If you think this is bad news, there’s worse to come. By 2020, the number of patients globally will shoot up to 20 million, and 72 per cent of them will be from the third world.
“We need a Tata Memorial Hospital in every state,” says Dr Ketayun Dinshaw, a former director of TMC. She lauds the extraordinary vision that made the Tatas set up a speciality cancer centre at a time when there were only a handful of them in the world. Today, TMC treats about one-third of the cancer patients in the country.
After Lady Meherbai Tata died of leukaemia in 1932, her husband, Dorabji Tata — the chairman of Tata Sons and the son of the founder Jamsetji Tata — wanted to bring to India a facility similar to the ones abroad where his wife was treated. After Dorabji’s death, his successor, Nowroji Saklatwala, pursued this endeavour. But it was the support of JRD Tata that finally saw the Tata Memorial Hospital, a seven-storey structure, opening in Parel in the heart of working-class Mumbai on February 28, 1941.
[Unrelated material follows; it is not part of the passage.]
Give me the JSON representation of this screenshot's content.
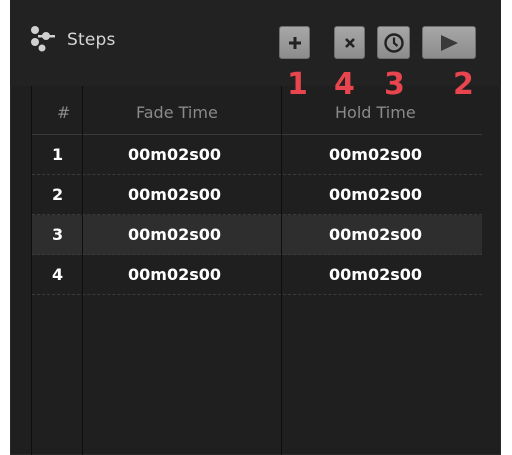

In 1957, the Ministry of Health temporarily took over the Tata Memorial Hospital. But JRD Tata and Homi Bhabha — the pioneer of India’s nuclear energy programme — had the vision to foresee the role that radiation would play in cancer treatment, from imaging to staging and actual therapy. Administrative control of the hospital was transferred in 1962 to the Department of Atomic Energy (DAE). After four years, the Cancer Research Institute — set up in 1952 — and TMC were merged.
Starting as an 80-bed hospital covering an area of 15,000 square metres, TMC now has more than 600 beds spread over almost 70,000 square metres. The annual budget of Rs5 lakh in 1941 is now close to Rs120 crore.
TMC is a comprehensive centre for the prevention and treatment of cancer, and for research. It is a landmark on the global health map and particularly important to this part of the world. Nearly 25,000 patients visit the clinics each year, not only from all over India but from neighbouring countries as well. About 60 per cent of patients seeking primary care are treated free of charge. Over the years, TMC has also realised the importance of preventive activities and is reaching out to create awareness even in rural areas.